Weekend Wanderer: A Few Kids and a Sick Dog, Part 1
I’m going to tell you — warn you? — right now.
This story is a two-parter.
So much happened in October.
I mean, yes, you’re right. Not as much as happened in December of that awful, awful year. And certainly nothing as bad.
But it was still quite the October.
Since we’re doing a two-parter like we’re on What’s Happening!! — remember that episode with The Doobie Brothers? — let’s stick with old technology and rewind a bit.
In August, my husband and I dropped our oldest off at her Florida college.
That’s a rough day, taking your first kid to college.
The pain of viscera ripped from our bodies, run through a meat grinder, then shoved into our hearts with the force of a tsunami was only slightly mitigated by the piña coladas we drank on the beach after we left her.
Florida colleges have their perks. Proximity to beach bars is one of them.
We’re not empty nesters, having a 16-year-old son and a 15-year-old beagle at home. Still, we thought we’d carry the pain of our daughter’s absence into our daily lives here in Pennsylvania.
But the transition from two kids to one was easier than we expected.
I remember people telling me two kids aren’t twice the work; the work is exponential.
The inverse is true with one kid in college. Our work isn’t halved; we’re back to the square root.
Like I said, Florida colleges have their perks.
Until the hurricane evacuation orders come knocking.
Florida colleges also have their drawbacks.
In late September, our daughter’s campus was evacuated first for Helene, then for Milton. She and a few friends fled to an inland hotel, attending school virtually, playing miniature golf, and holding alligators.
My daughter will tell you holding alligators is a perk of attending a Florida college.
I’ll tell you it’s a drawback.
A four-foot long, scaly, toothy drawback.
Up until the evacuation, I was not worried about my daughter.
Despite my history of worrying about, well, everything,
But the hurricanes — I don’t know. Maybe it was that time Willie refused to evacuate for a hurricane. The muscle memory of those tense days made me anxious for my daughter.
If you don’t know that story, Willie refused to evacuate our vacation rental for Hurricane Irene.
Well, Willie and the rest of my family.
Cough, cough. Looking at you godfather reading this column. Cough, cough.
For days, I pleaded with my family. For days, I was labeled alarmist. High strung. Doomsayer.
All of which is true.
But Irene made landfall on our beach hours — hours — after we evacuated. That evacuation was only planned because I insisted — and I quote — on “being dramatic about it.”
Well. If that little aside isn’t a blueprint for these last few years, I don’t know what is. Hurricane Irene was my Miss Cleo.
As Helene headed to Florida, I built a network of resources tracking her path.
Every few hours, I’d check my resources, assess the threat to my daughter.
“How are things?” my husband texted one day, his usual midday check-in.
“Helene is now tracking west!” I replied.
“You,” he texted, “sound like the people turning into their parents on the insurance commercials.”
See why I worry about everything?
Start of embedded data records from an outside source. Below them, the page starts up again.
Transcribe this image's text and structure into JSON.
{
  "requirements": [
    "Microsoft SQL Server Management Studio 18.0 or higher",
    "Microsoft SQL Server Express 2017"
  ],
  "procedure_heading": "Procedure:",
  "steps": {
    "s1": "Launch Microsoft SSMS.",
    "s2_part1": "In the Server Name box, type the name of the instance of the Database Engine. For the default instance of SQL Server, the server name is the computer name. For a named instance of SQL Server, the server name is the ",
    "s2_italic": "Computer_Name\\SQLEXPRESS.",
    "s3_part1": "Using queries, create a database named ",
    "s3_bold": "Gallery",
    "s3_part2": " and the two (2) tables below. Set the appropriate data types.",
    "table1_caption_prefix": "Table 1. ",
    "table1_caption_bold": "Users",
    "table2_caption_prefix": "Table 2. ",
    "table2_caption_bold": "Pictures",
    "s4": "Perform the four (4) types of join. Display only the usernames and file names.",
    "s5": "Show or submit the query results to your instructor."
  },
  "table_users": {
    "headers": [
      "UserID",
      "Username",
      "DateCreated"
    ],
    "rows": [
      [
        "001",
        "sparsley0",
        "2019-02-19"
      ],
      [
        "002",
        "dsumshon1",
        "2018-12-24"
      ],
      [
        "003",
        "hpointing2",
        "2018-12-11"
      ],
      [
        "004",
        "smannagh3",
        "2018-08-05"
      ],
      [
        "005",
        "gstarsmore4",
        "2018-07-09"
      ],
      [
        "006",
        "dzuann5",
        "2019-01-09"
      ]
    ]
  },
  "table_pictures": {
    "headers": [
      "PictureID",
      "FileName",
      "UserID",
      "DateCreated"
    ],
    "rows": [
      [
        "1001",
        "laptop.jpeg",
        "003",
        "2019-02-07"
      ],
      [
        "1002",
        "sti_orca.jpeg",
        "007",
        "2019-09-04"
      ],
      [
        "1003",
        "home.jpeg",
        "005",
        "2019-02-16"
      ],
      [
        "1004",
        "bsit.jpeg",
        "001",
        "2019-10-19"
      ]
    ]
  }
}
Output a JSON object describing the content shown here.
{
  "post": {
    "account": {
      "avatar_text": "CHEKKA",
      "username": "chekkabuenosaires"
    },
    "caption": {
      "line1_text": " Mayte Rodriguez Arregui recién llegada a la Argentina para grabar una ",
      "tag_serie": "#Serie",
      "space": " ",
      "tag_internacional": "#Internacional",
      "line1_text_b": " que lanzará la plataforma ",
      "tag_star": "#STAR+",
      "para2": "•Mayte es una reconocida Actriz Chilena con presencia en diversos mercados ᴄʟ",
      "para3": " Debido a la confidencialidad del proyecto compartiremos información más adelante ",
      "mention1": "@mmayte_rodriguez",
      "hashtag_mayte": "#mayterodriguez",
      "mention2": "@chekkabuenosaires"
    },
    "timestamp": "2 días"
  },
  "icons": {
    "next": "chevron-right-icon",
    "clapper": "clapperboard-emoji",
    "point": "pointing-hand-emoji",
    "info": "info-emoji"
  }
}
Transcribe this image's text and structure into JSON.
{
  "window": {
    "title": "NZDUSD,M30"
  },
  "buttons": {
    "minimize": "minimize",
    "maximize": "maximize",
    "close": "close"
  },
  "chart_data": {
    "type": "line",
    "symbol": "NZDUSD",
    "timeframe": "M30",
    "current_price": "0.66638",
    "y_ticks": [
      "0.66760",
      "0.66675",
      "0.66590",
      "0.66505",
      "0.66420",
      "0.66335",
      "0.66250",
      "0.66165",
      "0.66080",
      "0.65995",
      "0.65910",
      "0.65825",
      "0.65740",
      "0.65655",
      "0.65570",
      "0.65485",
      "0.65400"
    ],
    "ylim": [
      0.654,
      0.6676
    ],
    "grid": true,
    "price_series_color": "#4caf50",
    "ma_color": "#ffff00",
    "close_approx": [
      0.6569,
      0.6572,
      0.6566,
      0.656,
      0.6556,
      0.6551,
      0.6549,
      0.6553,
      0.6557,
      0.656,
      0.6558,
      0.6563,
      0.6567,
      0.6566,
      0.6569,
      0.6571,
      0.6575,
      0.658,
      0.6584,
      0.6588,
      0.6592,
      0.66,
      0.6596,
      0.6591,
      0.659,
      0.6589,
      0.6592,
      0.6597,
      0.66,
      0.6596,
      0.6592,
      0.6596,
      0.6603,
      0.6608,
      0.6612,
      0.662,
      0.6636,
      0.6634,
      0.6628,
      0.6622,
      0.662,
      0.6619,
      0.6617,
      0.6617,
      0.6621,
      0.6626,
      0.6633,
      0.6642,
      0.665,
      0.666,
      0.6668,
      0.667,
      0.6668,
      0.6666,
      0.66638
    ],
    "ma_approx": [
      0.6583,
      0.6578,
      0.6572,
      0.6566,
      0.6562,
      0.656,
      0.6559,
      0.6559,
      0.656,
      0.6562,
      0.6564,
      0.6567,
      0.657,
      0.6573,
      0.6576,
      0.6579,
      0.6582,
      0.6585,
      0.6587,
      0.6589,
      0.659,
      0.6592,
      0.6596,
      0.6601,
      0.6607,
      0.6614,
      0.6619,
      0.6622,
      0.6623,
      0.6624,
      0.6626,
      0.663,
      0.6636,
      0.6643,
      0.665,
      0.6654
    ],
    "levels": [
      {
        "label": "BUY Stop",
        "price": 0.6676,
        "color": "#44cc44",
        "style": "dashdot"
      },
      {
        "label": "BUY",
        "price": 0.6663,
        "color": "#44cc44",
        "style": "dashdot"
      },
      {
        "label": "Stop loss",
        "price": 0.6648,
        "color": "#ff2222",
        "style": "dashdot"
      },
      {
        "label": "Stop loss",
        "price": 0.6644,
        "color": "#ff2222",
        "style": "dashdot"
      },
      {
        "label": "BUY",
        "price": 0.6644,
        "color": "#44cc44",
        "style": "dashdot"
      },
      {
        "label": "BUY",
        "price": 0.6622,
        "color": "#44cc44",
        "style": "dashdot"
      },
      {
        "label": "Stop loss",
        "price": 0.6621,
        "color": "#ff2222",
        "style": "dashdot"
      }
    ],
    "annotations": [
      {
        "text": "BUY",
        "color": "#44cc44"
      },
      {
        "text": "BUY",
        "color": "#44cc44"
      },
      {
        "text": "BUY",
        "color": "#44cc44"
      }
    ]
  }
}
My husband worries about nothing. And everyone knows the only way to stop bad stuff from happening is to worry.
And, you know, evacuate.
As the campus closure wore on, and the Milton predictions became more dire, we brought our daughter home, a mere 46 days after we left her.
“You must be thrilled to have her home!” exclaimed, well, everyone.
No. No, we were not thrilled to have her home.
Listen. She’s an awesome kid and I’d have her live with me forever. But I’m not Mama Bates and she’s not Norman Bates, and I am not raising kids so tied to my apron strings they mummify me in an upstairs room while dressing like me to slash poor Janet Lee.
I’m just not.
Also, watching your college freshman in virtual school when she’s already been a high school freshman in pandemic-induced virtual school is more painful than the ground-viscera-stuffed-into-my-heart thing.
The upside, however, to having her home was that she babysat our beagle when he had diarrhea.
Yeah.
Pete — that’s our beagle — has a sensitive belly. Like Scrooge’s take on Marley’s ghost, the wrong dog food, errant bit of cheese, hot dog ends slipped to Pete under the table — they have all triggered epic diarrhea.
Which is mystifying because, before we rescued him, he lived outside.
How does he not have a stomach of steel after nine years of outdoor living?
So vexing.
Pete’s diarrhea started late one night. Every 90 minutes, I was wakened by a beagle chocolate factory.
“I did not think,” I said to my husband the following morning, “that — at this stage of our marriage — we’d have two kids at home, and I’d be up every hour. It’s like having a newborn again.”
Little did I know I was in the halcyon days of my October.
Play me out, Doobie Brothers. Play me out.